Ce mea culpa était indispensable pour tenter de calmer la hargne dont il est l’objet. Mais, sauf à mettre sa tête sur le billot, il lui était difficile d’aller plus loin dans la contrition. De même, s’il reste à démontrer, son engagement à gouverner autrement, en associant largement tous les acteurs politiques et sociaux à la redéfinition d’un « contrat » national, témoigne qu’il a pris conscience des risques d’un exercice trop solitaire du pouvoir.
Reprendre l’initiative
Pris de vitesse depuis un mois par la vague toujours plus forte des revendications, le président s’est efforcé, cette fois-ci, de reprendre l’initiative. En dépit des réticences exprimées, ces derniers jours encore, par plusieurs de ses ministres, il a tranché : dès le mois prochain, la rémunération nette mensuelle d’un salarié au smic sera augmentée de 100 euros, les heures supplémentaires seront défiscalisées, et la hausse de la CSG sera annulée pour les retraités dont la pension est inférieure à 2 000 euros.
Ces mesures, ajoutées à l’annulation des hausses des prix de l’essence, coûteront quelque 10 milliards d’euros. Sauf à considérer que le budget de l’Etat est un puits sans fond, à tenir pour négligeables les équilibres économiques et financiers du pays, ou à balayer d’un revers de main la question lancinante de la dette publique, elles amélioreront effectivement le pouvoir d’achat et les « fins de mois » d’une quinzaine de millions de Français, smicards, retraités ou bénéficiaires des heures supplémentaires. On peut comprendre que, dans l’élan de leur mouvement, des « gilets jaunes » les estiment encore insuffisantes. En revanche, que des responsables politiques aspirant un jour à gouverner les qualifient de « miettes » relève de la démagogie pure et simple.

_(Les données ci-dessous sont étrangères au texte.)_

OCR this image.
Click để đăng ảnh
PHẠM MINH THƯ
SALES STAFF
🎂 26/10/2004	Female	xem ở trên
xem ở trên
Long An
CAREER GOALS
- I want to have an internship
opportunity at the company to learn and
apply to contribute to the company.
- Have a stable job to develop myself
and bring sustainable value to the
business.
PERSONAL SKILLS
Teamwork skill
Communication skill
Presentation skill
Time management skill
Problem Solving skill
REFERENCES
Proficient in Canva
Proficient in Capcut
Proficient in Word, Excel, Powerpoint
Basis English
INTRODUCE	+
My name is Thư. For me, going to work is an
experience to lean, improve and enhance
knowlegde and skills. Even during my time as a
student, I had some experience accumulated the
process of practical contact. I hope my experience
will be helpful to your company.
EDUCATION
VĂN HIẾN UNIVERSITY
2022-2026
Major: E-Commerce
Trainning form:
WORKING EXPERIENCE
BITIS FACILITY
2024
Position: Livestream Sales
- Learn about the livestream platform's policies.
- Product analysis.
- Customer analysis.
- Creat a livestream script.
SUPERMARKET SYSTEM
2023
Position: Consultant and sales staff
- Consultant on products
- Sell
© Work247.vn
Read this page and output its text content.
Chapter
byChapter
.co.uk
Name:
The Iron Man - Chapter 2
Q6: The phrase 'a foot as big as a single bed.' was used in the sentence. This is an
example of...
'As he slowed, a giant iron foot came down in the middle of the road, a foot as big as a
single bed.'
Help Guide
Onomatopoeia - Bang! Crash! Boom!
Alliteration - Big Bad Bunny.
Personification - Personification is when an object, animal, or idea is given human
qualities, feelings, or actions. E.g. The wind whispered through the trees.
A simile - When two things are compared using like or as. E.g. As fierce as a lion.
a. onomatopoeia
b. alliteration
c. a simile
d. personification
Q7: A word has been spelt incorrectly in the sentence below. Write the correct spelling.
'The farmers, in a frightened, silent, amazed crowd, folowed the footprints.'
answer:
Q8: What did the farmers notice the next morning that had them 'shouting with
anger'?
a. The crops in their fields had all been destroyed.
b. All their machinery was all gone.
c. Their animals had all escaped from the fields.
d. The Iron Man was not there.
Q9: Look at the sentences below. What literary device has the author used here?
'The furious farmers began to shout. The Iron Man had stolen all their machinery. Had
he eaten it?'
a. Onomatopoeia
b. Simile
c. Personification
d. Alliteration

Reste à savoir si Emmanuel Macron aura convaincu les Français. Car, au-delà des « gilets jaunes » qu’il n’a pas cités, c’est au pays, globalement, qu’il s’est adressé. Depuis un mois, l’opinion soutient largement le mouvement de fronde actuel. Les violences inquiétantes qui ont accompagné les journées de mobilisation – et que le président a condamnées sans appel – n’ont jusqu’à présent pas sérieusement érodé ce soutien.
Le changement de ton du chef de l’Etat, les gestes qu’il vient de faire, la volonté réaffirmée de changer de mode de gouvernement : tout cela va peser, doit peser, dans la bataille de l’opinion qui est engagée. Dans le climat actuel, rien ne garantit que ce sera le cas. Mais tout esprit responsable ne peut que le souhaiter.